Proseguiamo quindi solo io e Nicola, compagno di avventure dell’epoca in cui ero presidente dell’associazione Ruotalibera, dalla quale per motivi diversi entrambi ci separammo circa un decennio fa. Sotto un sole impietoso ci avviamo per lo svalico che conduce alla discesa verso Arrone e l’imbocco della Valnerina, strada meravigliosa che risaliremo per altri 25 chilometri, con continue soste ai fontanili ed una pausa gelato a metà.
In prossimità di Piedipaterno si devia verso sinistra per raggiungere il terzo ed ultimo svalico che ci apre alla lunga e meritata discesa verso Spoleto. La scommessa dell’intero giro consiste nel riuscire a percorrere questi ultimi 400 metri di dislivello in 9 chilometri con alle spalle già 110km percorsi dalla mattina. Un piccolo miracolo fisiologico che puntualmente si compie, aiutati dal fatto che intorno alle cinque del pomeriggio la strada è ormai in larga parte ombreggiata e il sole non cuoce più come all’ora di pranzo.
Sfinito e con la prospettiva di arrivare felicemente in stazione, la discesa finale è un piccolo nirvana di meritata goduria nel corso del quale realizzo, mentre traccio curve paraboliche giocando con la gravità e l’accelerazione centrifuga in equilibrio su due ruote sottili, che la bicicletta è per me da sempre una droga di natura psicologico-metabolica, fortunatamente del tipo che fa bene al fisico ed al morale (anziché distruggerli come avviene per quelle chimiche).
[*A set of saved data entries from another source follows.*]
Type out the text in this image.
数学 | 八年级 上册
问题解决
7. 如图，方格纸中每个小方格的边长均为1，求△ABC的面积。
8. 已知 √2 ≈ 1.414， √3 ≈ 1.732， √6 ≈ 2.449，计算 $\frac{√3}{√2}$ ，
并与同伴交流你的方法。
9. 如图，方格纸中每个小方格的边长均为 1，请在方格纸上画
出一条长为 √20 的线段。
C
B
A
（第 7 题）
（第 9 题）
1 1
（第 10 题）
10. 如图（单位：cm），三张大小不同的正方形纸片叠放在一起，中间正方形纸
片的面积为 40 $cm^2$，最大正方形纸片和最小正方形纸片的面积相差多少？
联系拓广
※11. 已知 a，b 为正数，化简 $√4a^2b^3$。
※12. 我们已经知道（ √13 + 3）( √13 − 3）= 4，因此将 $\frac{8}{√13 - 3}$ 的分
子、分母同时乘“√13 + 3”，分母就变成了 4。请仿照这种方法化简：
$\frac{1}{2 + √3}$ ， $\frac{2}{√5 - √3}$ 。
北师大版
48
Alle 18.00 sono in stazione, dopo aver salutato Nicola che ha prenotato un alloggio a Spoleto in vista di una ulteriore pedalata in solitaria, il giorno successivo, dalla volta dei piani di Castelluccio. Il treno che mi riporterà a Roma è previsto per le 19.02. Mi resta un’ora di tempo senza far nulla. Chissà se mi ricordo ancora come si fa. A Terni salgono sul treno anche Claudia e Diego, reduci dalla scorciatoia post-prandiale e dalla visita alla cascata delle Marmore.
Un dubbio mi accompagna mentre pedalo ancora dalla stazione verso casa, dove mi attendono Emanuela, una doccia, la cena e poco altro: quanti litri d’acqua abbiano attraversato il mio corpo, procedendo dall’interno verso l’esterno, in una giornata tanto lunga, faticosa e calda. Credo di averne bevuta non meno di quattro o cinque litri, probabilmente anche di più.